HH: Within Children's Hospital, we generate most of the genome-wide association study data. We run samples and analyze the data for them or with them in some sort of collaboration.

The other software Kai developed called PennCNV, which handles copy number variation [from SNP genotyping arrays], has found users in several hundred academic and industry research centers.

So I think this one is going to catch on the same way. The paper is just out and people are still figuring out what it means. Even though there may not be a huge number of researchers who picked up on the methods paper, this is probably going to be more compelling to them because it has a major disease application.

Do you plan to continue to develop this tool?

KW: I plan to continuously update the software. In addition, since the algorithm has been published, I guess more and more software developers will try to make a similar algorithm and create their own software, with a better user interface, and possibly make it a web-based tool.
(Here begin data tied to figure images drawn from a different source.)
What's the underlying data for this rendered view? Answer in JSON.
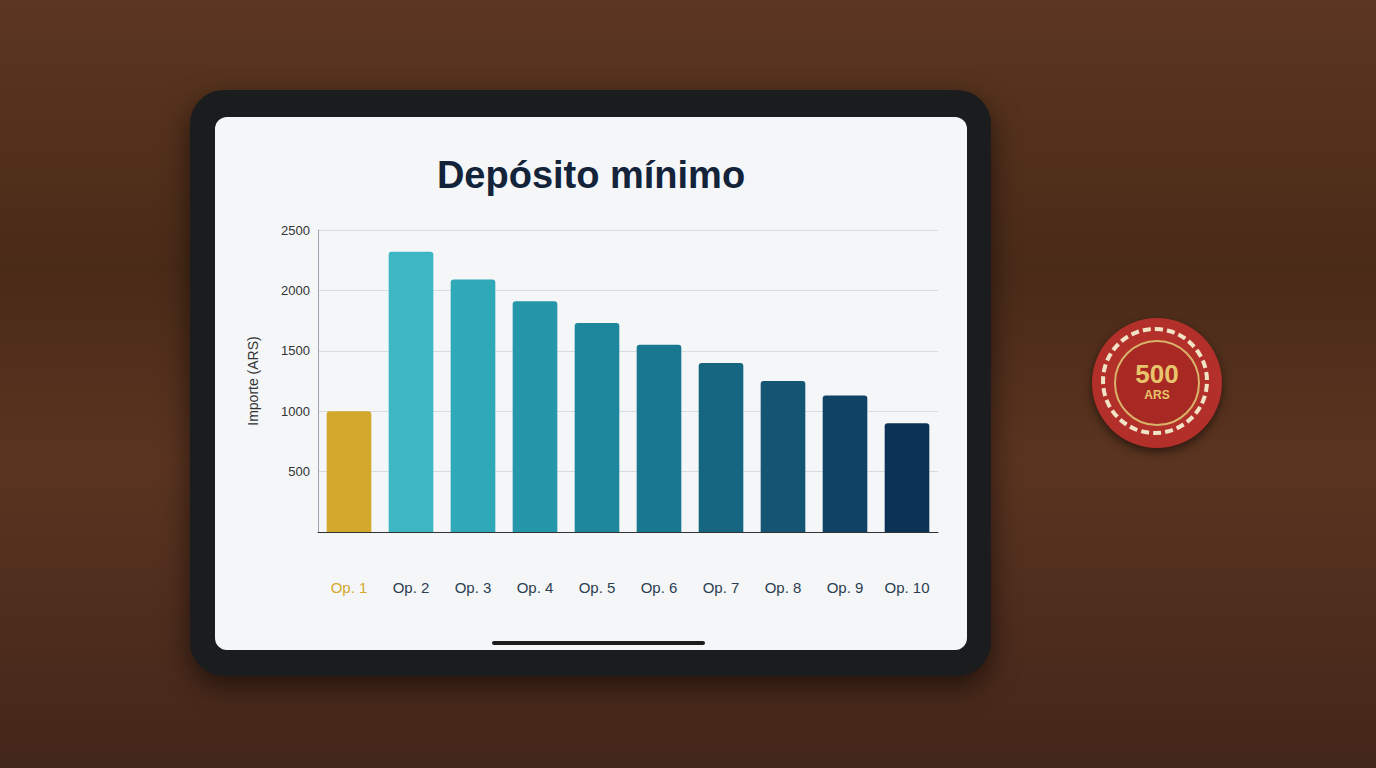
{
  "chart_data": {
    "type": "bar",
    "title": "Depósito mínimo",
    "y_label": "Importe (ARS)",
    "categories": [
      "Op. 1",
      "Op. 2",
      "Op. 3",
      "Op. 4",
      "Op. 5",
      "Op. 6",
      "Op. 7",
      "Op. 8",
      "Op. 9",
      "Op. 10"
    ],
    "values": [
      1000,
      2320,
      2090,
      1910,
      1730,
      1550,
      1400,
      1250,
      1130,
      900
    ],
    "colors": [
      "#d4a82c",
      "#3db7c4",
      "#2fa8b8",
      "#2597aa",
      "#1e879e",
      "#197890",
      "#166681",
      "#135573",
      "#0f4264",
      "#0c3256"
    ],
    "ylim": [
      0,
      2500
    ],
    "yticks": [
      500,
      1000,
      1500,
      2000,
      2500
    ],
    "grid": true
  },
  "chip": {
    "amount": "500",
    "currency": "ARS"
  }
}
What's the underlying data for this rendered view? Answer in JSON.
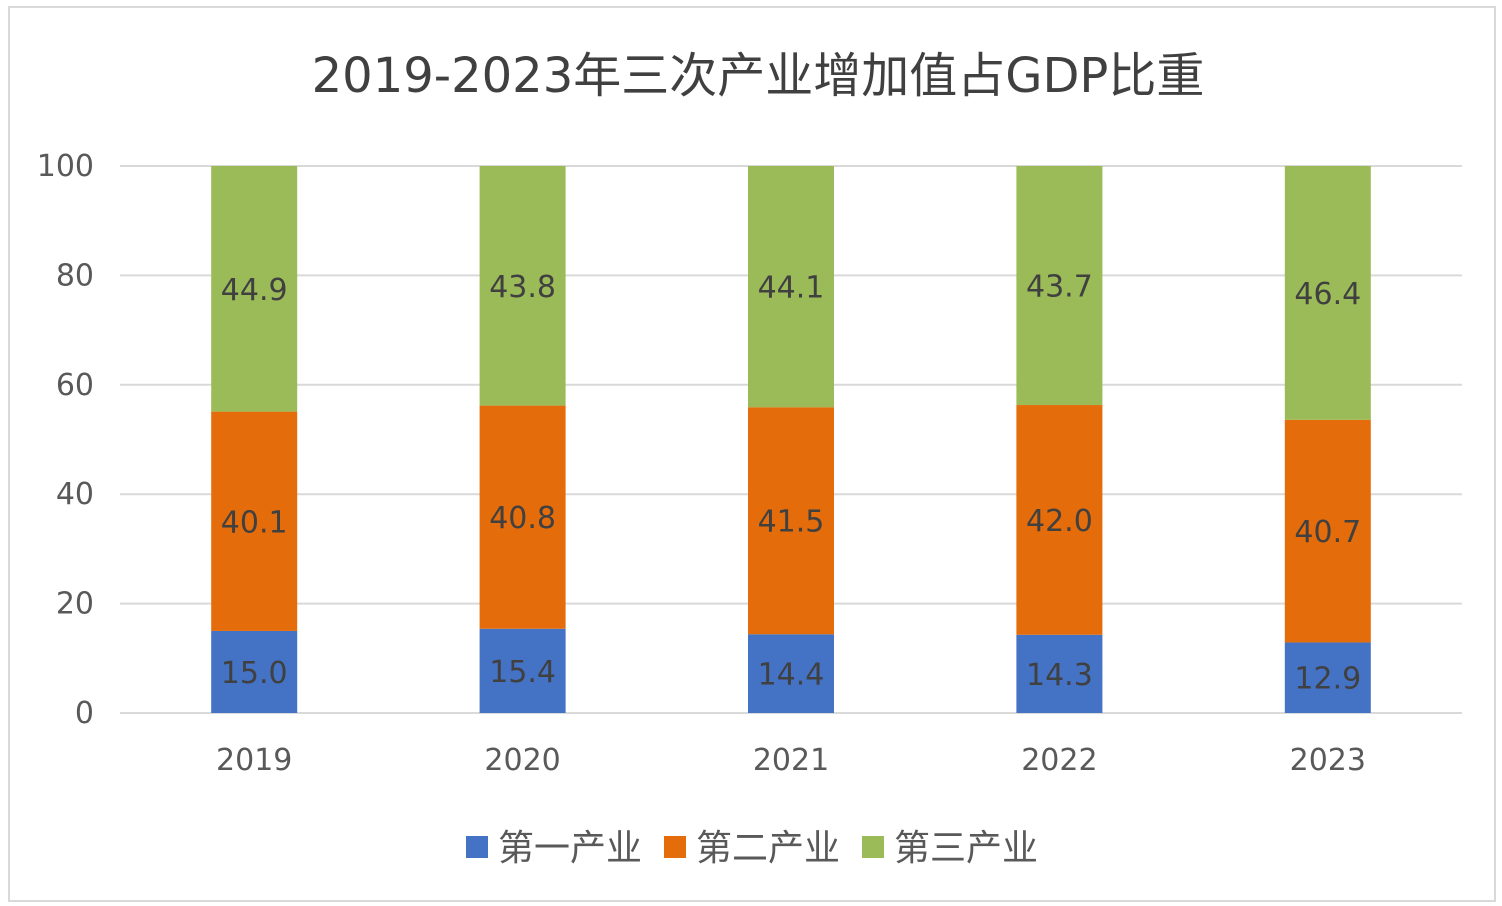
{
  "chart_data": {
    "type": "bar",
    "stacked": true,
    "title": "2019-2023年三次产业增加值占GDP比重",
    "categories": [
      "2019",
      "2020",
      "2021",
      "2022",
      "2023"
    ],
    "series": [
      {
        "name": "第一产业",
        "color": "#4472c4",
        "values": [
          15.0,
          15.4,
          14.4,
          14.3,
          12.9
        ]
      },
      {
        "name": "第二产业",
        "color": "#e46c0a",
        "values": [
          40.1,
          40.8,
          41.5,
          42.0,
          40.7
        ]
      },
      {
        "name": "第三产业",
        "color": "#9bbb59",
        "values": [
          44.9,
          43.8,
          44.1,
          43.7,
          46.4
        ]
      }
    ],
    "data_labels": [
      [
        "15.0",
        "15.4",
        "14.4",
        "14.3",
        "12.9"
      ],
      [
        "40.1",
        "40.8",
        "41.5",
        "42.0",
        "40.7"
      ],
      [
        "44.9",
        "43.8",
        "44.1",
        "43.7",
        "46.4"
      ]
    ],
    "ylim": [
      0,
      100
    ],
    "yticks": [
      "0",
      "20",
      "40",
      "60",
      "80",
      "100"
    ],
    "grid": true,
    "legend_position": "bottom",
    "gridline_color": "#d9d9d9"
  }
}
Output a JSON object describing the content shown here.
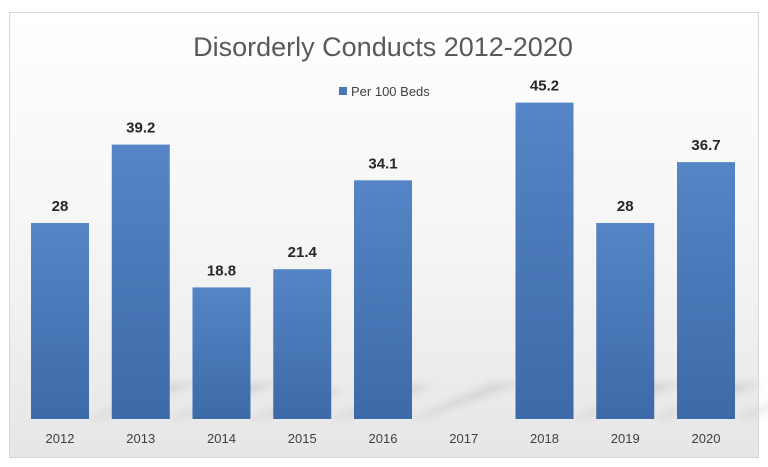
{
  "chart_data": {
    "type": "bar",
    "title": "Disorderly Conducts 2012-2020",
    "categories": [
      "2012",
      "2013",
      "2014",
      "2015",
      "2016",
      "2017",
      "2018",
      "2019",
      "2020"
    ],
    "series": [
      {
        "name": "Per 100 Beds",
        "values": [
          28,
          39.2,
          18.8,
          21.4,
          34.1,
          null,
          45.2,
          28,
          36.7
        ],
        "data_labels": [
          "28",
          "39.2",
          "18.8",
          "21.4",
          "34.1",
          "",
          "45.2",
          "28",
          "36.7"
        ],
        "color": "#4a78b6"
      }
    ],
    "xlabel": "",
    "ylabel": "",
    "ylim": [
      0,
      50
    ],
    "grid": false,
    "legend_position": "top"
  }
}
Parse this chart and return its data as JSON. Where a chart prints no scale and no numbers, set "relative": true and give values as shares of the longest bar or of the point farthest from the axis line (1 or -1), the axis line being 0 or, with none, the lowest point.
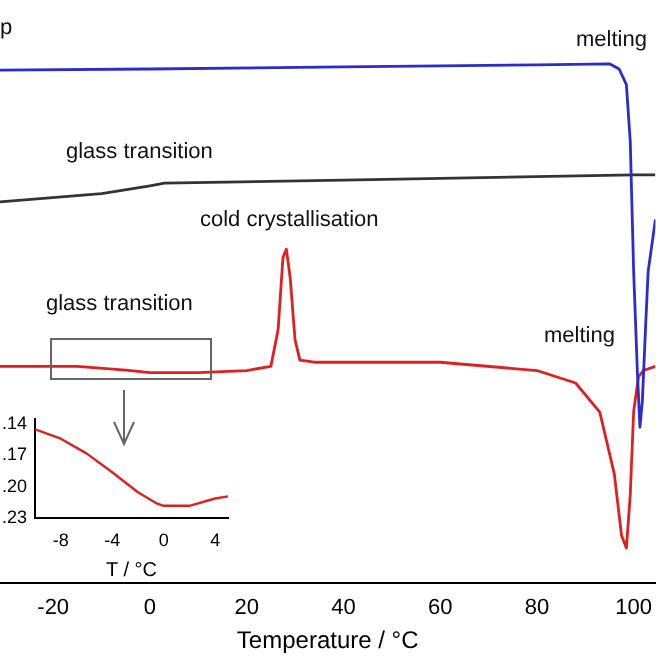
{
  "chart_data": [
    {
      "type": "line",
      "relative": true,
      "xlabel": "Temperature / °C",
      "xlim": [
        -31,
        104.5
      ],
      "xticks": [
        -20,
        0,
        20,
        40,
        60,
        80,
        100
      ],
      "legend": false,
      "series": [
        {
          "color": "#2b2bd0",
          "x": [
            -31,
            0,
            40,
            80,
            95,
            97,
            98.5,
            99.3,
            100,
            100.8,
            101.3,
            101.8,
            102.5,
            103,
            104.5
          ],
          "values": [
            0.988,
            0.99,
            0.994,
            0.998,
            1.0,
            0.99,
            0.96,
            0.85,
            0.6,
            0.4,
            0.3,
            0.35,
            0.5,
            0.6,
            0.7
          ]
        },
        {
          "color": "#333333",
          "x": [
            -31,
            -10,
            0,
            3,
            40,
            100,
            104.5
          ],
          "values": [
            0.734,
            0.75,
            0.765,
            0.77,
            0.776,
            0.786,
            0.786
          ]
        },
        {
          "color": "#e02020",
          "x": [
            -31,
            -15,
            -5,
            0,
            10,
            20,
            25,
            26.5,
            27.5,
            28.2,
            29,
            30,
            31,
            34,
            60,
            80,
            88,
            93,
            96,
            97.5,
            98.5,
            99.3,
            100,
            101,
            102,
            104.5
          ],
          "values": [
            0.417,
            0.417,
            0.41,
            0.405,
            0.405,
            0.409,
            0.417,
            0.488,
            0.627,
            0.643,
            0.587,
            0.468,
            0.429,
            0.425,
            0.425,
            0.409,
            0.385,
            0.329,
            0.21,
            0.091,
            0.067,
            0.17,
            0.33,
            0.397,
            0.409,
            0.417
          ]
        }
      ],
      "annotations": [
        "p",
        "melting",
        "glass transition",
        "cold crystallisation",
        "glass transition",
        "melting"
      ]
    },
    {
      "type": "line",
      "xlabel": "T / °C",
      "xlim": [
        -10,
        5
      ],
      "xticks": [
        -8,
        -4,
        0,
        4
      ],
      "ylim": [
        0.23,
        0.135
      ],
      "yticks": [
        {
          "value": 0.14,
          "label": ".14"
        },
        {
          "value": 0.17,
          "label": ".17"
        },
        {
          "value": 0.2,
          "label": ".20"
        },
        {
          "value": 0.23,
          "label": ".23"
        }
      ],
      "legend": false,
      "series": [
        {
          "color": "#e02020",
          "x": [
            -10,
            -8,
            -6,
            -4,
            -2,
            -0.5,
            0,
            2,
            4,
            5
          ],
          "values": [
            0.145,
            0.154,
            0.168,
            0.186,
            0.205,
            0.216,
            0.218,
            0.218,
            0.211,
            0.209
          ]
        }
      ]
    }
  ]
}
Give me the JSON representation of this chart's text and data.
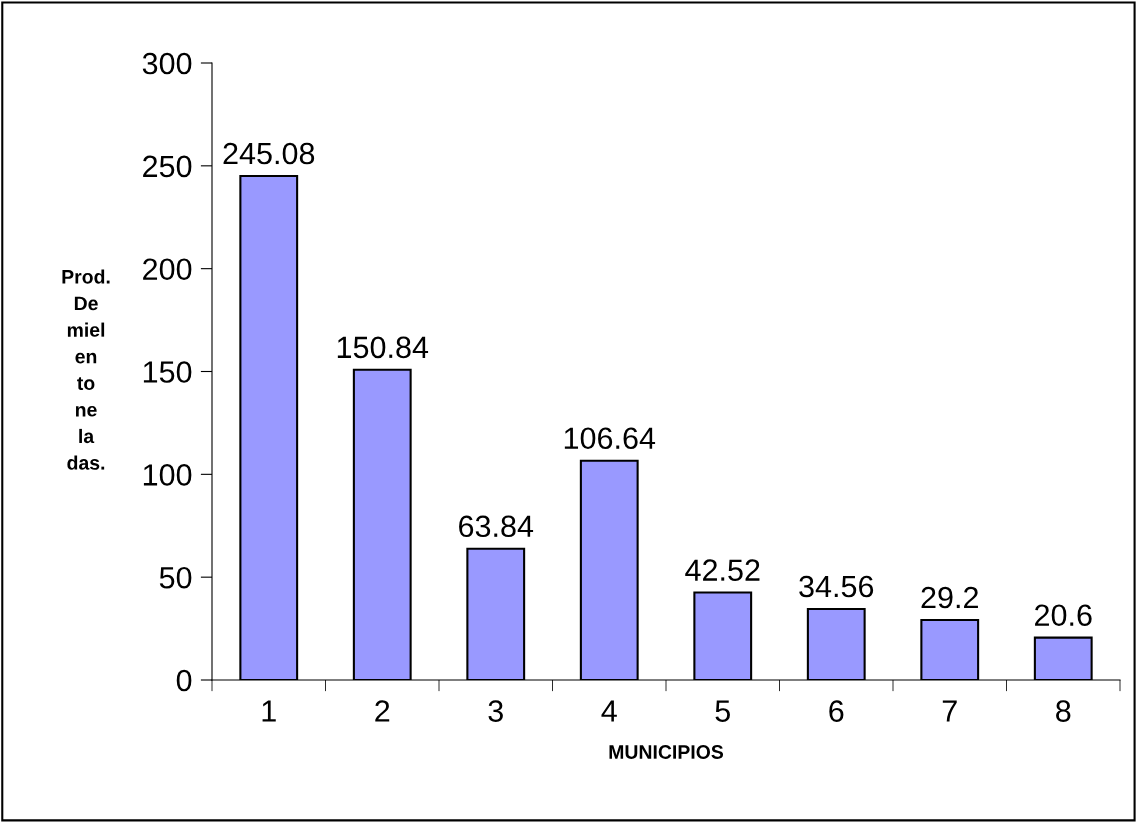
{
  "chart_data": {
    "type": "bar",
    "xlabel": "MUNICIPIOS",
    "ylabel": "Prod.\nDe\nmiel\nen\nto\nne\nla\ndas.",
    "categories": [
      "1",
      "2",
      "3",
      "4",
      "5",
      "6",
      "7",
      "8"
    ],
    "values": [
      245.08,
      150.84,
      63.84,
      106.64,
      42.52,
      34.56,
      29.2,
      20.6
    ],
    "color": "#9999ff",
    "ylim": [
      0,
      300
    ],
    "yticks": [
      0,
      50,
      100,
      150,
      200,
      250,
      300
    ],
    "data_labels": true,
    "grid": false,
    "legend": false
  }
}
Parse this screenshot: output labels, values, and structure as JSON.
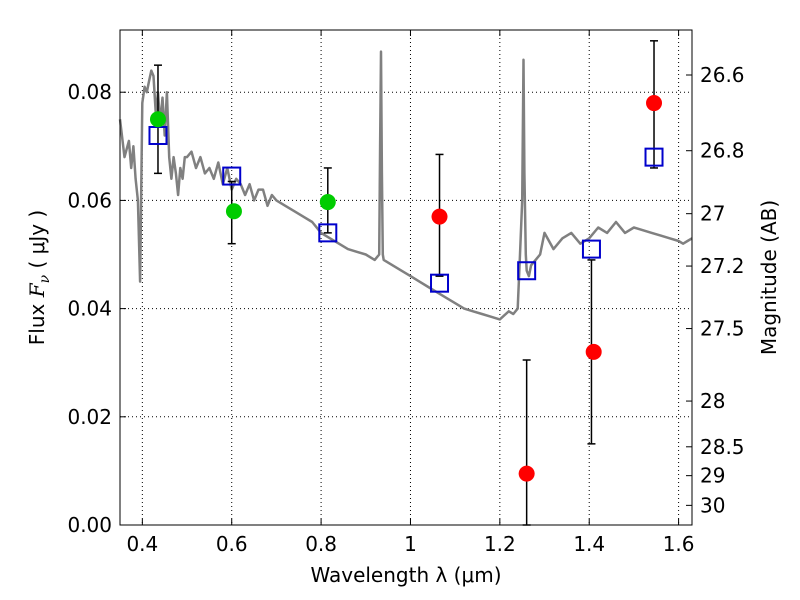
{
  "chart_data": {
    "type": "scatter",
    "title": "",
    "xlabel": "Wavelength  λ (μm)",
    "ylabel_prefix": "Flux  ",
    "ylabel_symbol": "F",
    "ylabel_subscript": "ν",
    "ylabel_suffix": "  ( μJy )",
    "y2label": "Magnitude (AB)",
    "xlim": [
      0.35,
      1.63
    ],
    "ylim": [
      0.0,
      0.0915
    ],
    "grid": true,
    "x_ticks": [
      {
        "value": 0.4,
        "label": "0.4"
      },
      {
        "value": 0.6,
        "label": "0.6"
      },
      {
        "value": 0.8,
        "label": "0.8"
      },
      {
        "value": 1.0,
        "label": "1"
      },
      {
        "value": 1.2,
        "label": "1.2"
      },
      {
        "value": 1.4,
        "label": "1.4"
      },
      {
        "value": 1.6,
        "label": "1.6"
      }
    ],
    "y_ticks": [
      {
        "value": 0.0,
        "label": "0.00"
      },
      {
        "value": 0.02,
        "label": "0.02"
      },
      {
        "value": 0.04,
        "label": "0.04"
      },
      {
        "value": 0.06,
        "label": "0.06"
      },
      {
        "value": 0.08,
        "label": "0.08"
      }
    ],
    "mag_ticks": [
      {
        "mag": 26.6,
        "label": "26.6"
      },
      {
        "mag": 26.8,
        "label": "26.8"
      },
      {
        "mag": 27.0,
        "label": "27"
      },
      {
        "mag": 27.2,
        "label": "27.2"
      },
      {
        "mag": 27.5,
        "label": "27.5"
      },
      {
        "mag": 28.0,
        "label": "28"
      },
      {
        "mag": 28.5,
        "label": "28.5"
      },
      {
        "mag": 29.0,
        "label": "29"
      },
      {
        "mag": 30.0,
        "label": "30"
      }
    ],
    "colors": {
      "model": "#808080",
      "green": "#00cc00",
      "red": "#ff0000",
      "square": "#0000cc",
      "errorbar": "#000000"
    },
    "series": [
      {
        "name": "model spectrum",
        "kind": "line",
        "x": [
          0.35,
          0.36,
          0.37,
          0.375,
          0.38,
          0.385,
          0.39,
          0.395,
          0.4,
          0.405,
          0.41,
          0.415,
          0.42,
          0.425,
          0.43,
          0.435,
          0.44,
          0.445,
          0.45,
          0.455,
          0.46,
          0.465,
          0.47,
          0.475,
          0.48,
          0.485,
          0.49,
          0.495,
          0.5,
          0.51,
          0.52,
          0.53,
          0.54,
          0.55,
          0.56,
          0.57,
          0.58,
          0.59,
          0.6,
          0.61,
          0.62,
          0.63,
          0.64,
          0.65,
          0.66,
          0.67,
          0.68,
          0.69,
          0.7,
          0.72,
          0.74,
          0.76,
          0.78,
          0.8,
          0.82,
          0.84,
          0.86,
          0.88,
          0.9,
          0.92,
          0.93,
          0.932,
          0.934,
          0.936,
          0.938,
          0.94,
          0.96,
          0.98,
          1.0,
          1.02,
          1.04,
          1.06,
          1.08,
          1.1,
          1.12,
          1.14,
          1.16,
          1.18,
          1.2,
          1.22,
          1.23,
          1.24,
          1.245,
          1.25,
          1.253,
          1.255,
          1.258,
          1.26,
          1.265,
          1.27,
          1.28,
          1.29,
          1.3,
          1.32,
          1.34,
          1.36,
          1.38,
          1.4,
          1.42,
          1.44,
          1.46,
          1.48,
          1.5,
          1.52,
          1.54,
          1.56,
          1.58,
          1.6,
          1.61,
          1.62,
          1.63
        ],
        "y": [
          0.075,
          0.068,
          0.071,
          0.066,
          0.07,
          0.064,
          0.06,
          0.045,
          0.078,
          0.081,
          0.08,
          0.082,
          0.084,
          0.083,
          0.076,
          0.08,
          0.074,
          0.079,
          0.072,
          0.08,
          0.068,
          0.064,
          0.068,
          0.065,
          0.061,
          0.066,
          0.064,
          0.068,
          0.068,
          0.069,
          0.066,
          0.068,
          0.065,
          0.066,
          0.064,
          0.067,
          0.063,
          0.066,
          0.062,
          0.064,
          0.063,
          0.061,
          0.063,
          0.06,
          0.062,
          0.062,
          0.059,
          0.061,
          0.06,
          0.059,
          0.058,
          0.057,
          0.056,
          0.054,
          0.053,
          0.052,
          0.051,
          0.0505,
          0.05,
          0.049,
          0.05,
          0.07,
          0.0875,
          0.065,
          0.05,
          0.049,
          0.048,
          0.047,
          0.046,
          0.045,
          0.044,
          0.043,
          0.042,
          0.041,
          0.04,
          0.0395,
          0.039,
          0.0385,
          0.038,
          0.0395,
          0.039,
          0.04,
          0.05,
          0.06,
          0.086,
          0.065,
          0.05,
          0.047,
          0.046,
          0.048,
          0.049,
          0.05,
          0.054,
          0.051,
          0.053,
          0.054,
          0.052,
          0.053,
          0.055,
          0.054,
          0.056,
          0.054,
          0.055,
          0.0545,
          0.054,
          0.0535,
          0.053,
          0.0525,
          0.052,
          0.0525,
          0.053
        ]
      },
      {
        "name": "observed (green)",
        "kind": "points",
        "color_key": "green",
        "x": [
          0.435,
          0.605,
          0.815
        ],
        "y": [
          0.075,
          0.058,
          0.0597
        ],
        "err_low": [
          null,
          null,
          0.054
        ],
        "err_high": [
          null,
          null,
          0.066
        ]
      },
      {
        "name": "observed (red)",
        "kind": "points",
        "color_key": "red",
        "x": [
          1.065,
          1.26,
          1.41,
          1.545
        ],
        "y": [
          0.057,
          0.0095,
          0.032,
          0.078
        ],
        "err_low": [
          null,
          null,
          null,
          null
        ],
        "err_high": [
          null,
          null,
          null,
          null
        ]
      },
      {
        "name": "model photometry",
        "kind": "squares",
        "color_key": "square",
        "x": [
          0.435,
          0.6,
          0.815,
          1.065,
          1.26,
          1.405,
          1.545
        ],
        "y": [
          0.072,
          0.0645,
          0.054,
          0.0447,
          0.047,
          0.051,
          0.068
        ],
        "err_low": [
          0.065,
          0.052,
          null,
          0.046,
          0.0,
          0.015,
          0.066
        ],
        "err_high": [
          0.085,
          0.0635,
          null,
          0.0685,
          0.0305,
          0.049,
          0.0895
        ]
      }
    ]
  }
}
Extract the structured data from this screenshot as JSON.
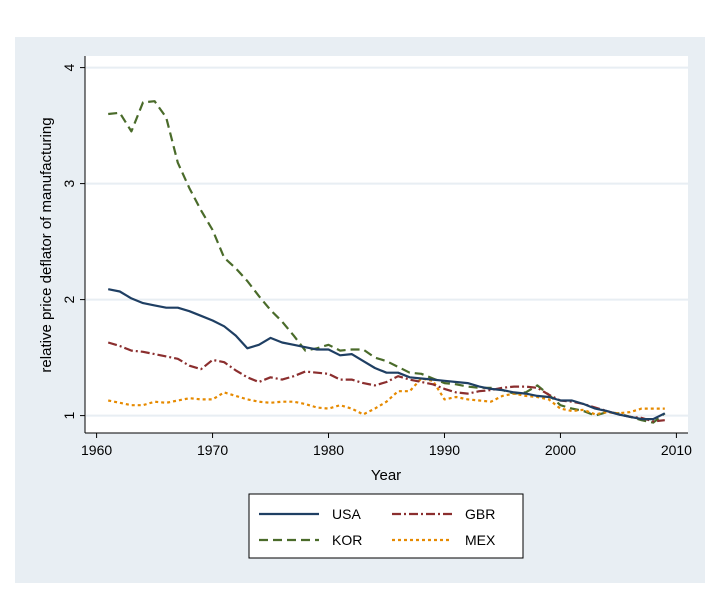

What kind of application can this method find in drug discovery?

HH: Let's say a pharmaceutical company is convinced that IL12 or IL23 signaling is important. They would very likely be making an antibody against these receptors.

Now there is an array of 20 targets that open up and all of them show biological association with the disease. It really makes no difference whether the risk contribution from a gene is 10 percent or 50 percent or 100 percent, that individual gene if it is biologically linked to the disease can be as important or more important than a gene that has a risk factor of 500 percent. This opens up the opportunity to target other members of the pathway, which may be better drug targets than the receptor.